Ca 2+ ‐Dependent K + Currents Induced by Muscarinic Receptor Activation in Guinea Pig Adrenal Chromaffin Cells

The characteristics of the outward current ( I out ) induced by muscarine were examined by using the whole‐cell patch‐clamp technique with a K + ‐containing pipette solution in combination with fura‐2 microfluorometry in guinea pig chromaffin cells. Muscarine caused a transient increase in the cytosolic Ca 2+ concentration ([Ca 2+ ] i ) and activated an I out with a reversal potential close to a K + equilibrium potential. Under symmetric K + conditions, muscarine produced a transient inward current and an increase in [Ca 2+ ] i at −60 mV. At −15 mV, apamin and charybdotoxin, respective SK and BK channel blockers, decreased the I out but scarcely affected the [Ca 2+ ] i response to muscarine.
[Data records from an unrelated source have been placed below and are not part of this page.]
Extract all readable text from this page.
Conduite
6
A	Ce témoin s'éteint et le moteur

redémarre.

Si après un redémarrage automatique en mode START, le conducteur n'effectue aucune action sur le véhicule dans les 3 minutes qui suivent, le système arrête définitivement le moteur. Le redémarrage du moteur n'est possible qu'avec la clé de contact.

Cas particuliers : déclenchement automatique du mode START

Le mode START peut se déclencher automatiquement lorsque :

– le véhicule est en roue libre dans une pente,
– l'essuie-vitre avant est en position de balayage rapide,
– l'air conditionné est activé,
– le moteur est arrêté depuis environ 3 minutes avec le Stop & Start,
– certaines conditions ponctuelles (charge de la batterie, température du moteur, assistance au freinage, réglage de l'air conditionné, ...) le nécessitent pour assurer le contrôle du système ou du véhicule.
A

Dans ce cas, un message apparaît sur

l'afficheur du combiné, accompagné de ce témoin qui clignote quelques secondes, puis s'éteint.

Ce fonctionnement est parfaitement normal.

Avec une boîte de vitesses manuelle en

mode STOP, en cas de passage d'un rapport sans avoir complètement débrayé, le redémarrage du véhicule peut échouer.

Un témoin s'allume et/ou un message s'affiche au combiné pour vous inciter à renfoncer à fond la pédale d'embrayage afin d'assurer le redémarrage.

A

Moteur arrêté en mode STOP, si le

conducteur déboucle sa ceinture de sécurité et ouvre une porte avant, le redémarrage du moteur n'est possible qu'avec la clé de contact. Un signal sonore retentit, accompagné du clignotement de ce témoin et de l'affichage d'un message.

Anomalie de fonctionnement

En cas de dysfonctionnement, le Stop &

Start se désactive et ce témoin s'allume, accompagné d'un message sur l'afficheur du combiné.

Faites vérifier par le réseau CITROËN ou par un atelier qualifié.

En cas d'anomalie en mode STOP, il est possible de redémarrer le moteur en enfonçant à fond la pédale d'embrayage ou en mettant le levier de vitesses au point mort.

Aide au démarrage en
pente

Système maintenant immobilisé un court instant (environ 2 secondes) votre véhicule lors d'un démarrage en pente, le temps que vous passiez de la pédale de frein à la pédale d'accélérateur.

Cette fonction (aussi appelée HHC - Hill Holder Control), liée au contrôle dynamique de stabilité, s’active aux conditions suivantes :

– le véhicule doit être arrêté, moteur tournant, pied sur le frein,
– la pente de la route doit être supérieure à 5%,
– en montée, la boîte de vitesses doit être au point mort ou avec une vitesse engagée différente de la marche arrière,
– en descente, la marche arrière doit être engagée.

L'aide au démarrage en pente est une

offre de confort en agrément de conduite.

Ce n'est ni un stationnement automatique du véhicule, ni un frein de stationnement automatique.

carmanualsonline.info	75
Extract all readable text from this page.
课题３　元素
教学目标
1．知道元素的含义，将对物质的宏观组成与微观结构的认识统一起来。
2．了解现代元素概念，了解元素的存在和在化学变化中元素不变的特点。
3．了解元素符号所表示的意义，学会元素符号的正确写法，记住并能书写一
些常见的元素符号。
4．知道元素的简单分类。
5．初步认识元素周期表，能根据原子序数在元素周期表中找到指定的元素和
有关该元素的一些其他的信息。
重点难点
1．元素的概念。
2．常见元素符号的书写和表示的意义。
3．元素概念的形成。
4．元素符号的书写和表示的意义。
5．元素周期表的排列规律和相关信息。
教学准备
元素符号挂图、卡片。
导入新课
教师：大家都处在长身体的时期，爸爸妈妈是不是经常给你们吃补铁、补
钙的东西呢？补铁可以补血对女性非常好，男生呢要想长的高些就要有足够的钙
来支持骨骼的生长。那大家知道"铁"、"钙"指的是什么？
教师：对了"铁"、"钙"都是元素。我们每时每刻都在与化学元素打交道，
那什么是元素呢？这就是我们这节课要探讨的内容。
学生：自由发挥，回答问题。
Muscarine produced an I out and an increase in [Ca 2+ ] i even after a removal of external Ca 2+ and in the presence of Co 2+ , indicating that these responses are mediated by Ca 2+ release from intracellular stores. The I out evoked by the Ca 2+ release was much smaller than that evoked by the voltage‐dependent Ca 2+ influx, even when similar [Ca 2+ ] i changes assessed by fura‐2 microfluorometry occurred. Inositol 1,4,5‐trisphosphate (InsP 3 ) applied intracellularly and the photolysis of caged InsP 3 each evoked current changes similar to those induced by muscarine. These results indicate that the I out evoked by muscarinic stimulation is mediated by Ca 2+ ‐dependent K + channels (probably BK and SK channels), which are activated by Ca 2+ released from intracellular Ca 2+ stores in guinea pig chromaffin cells.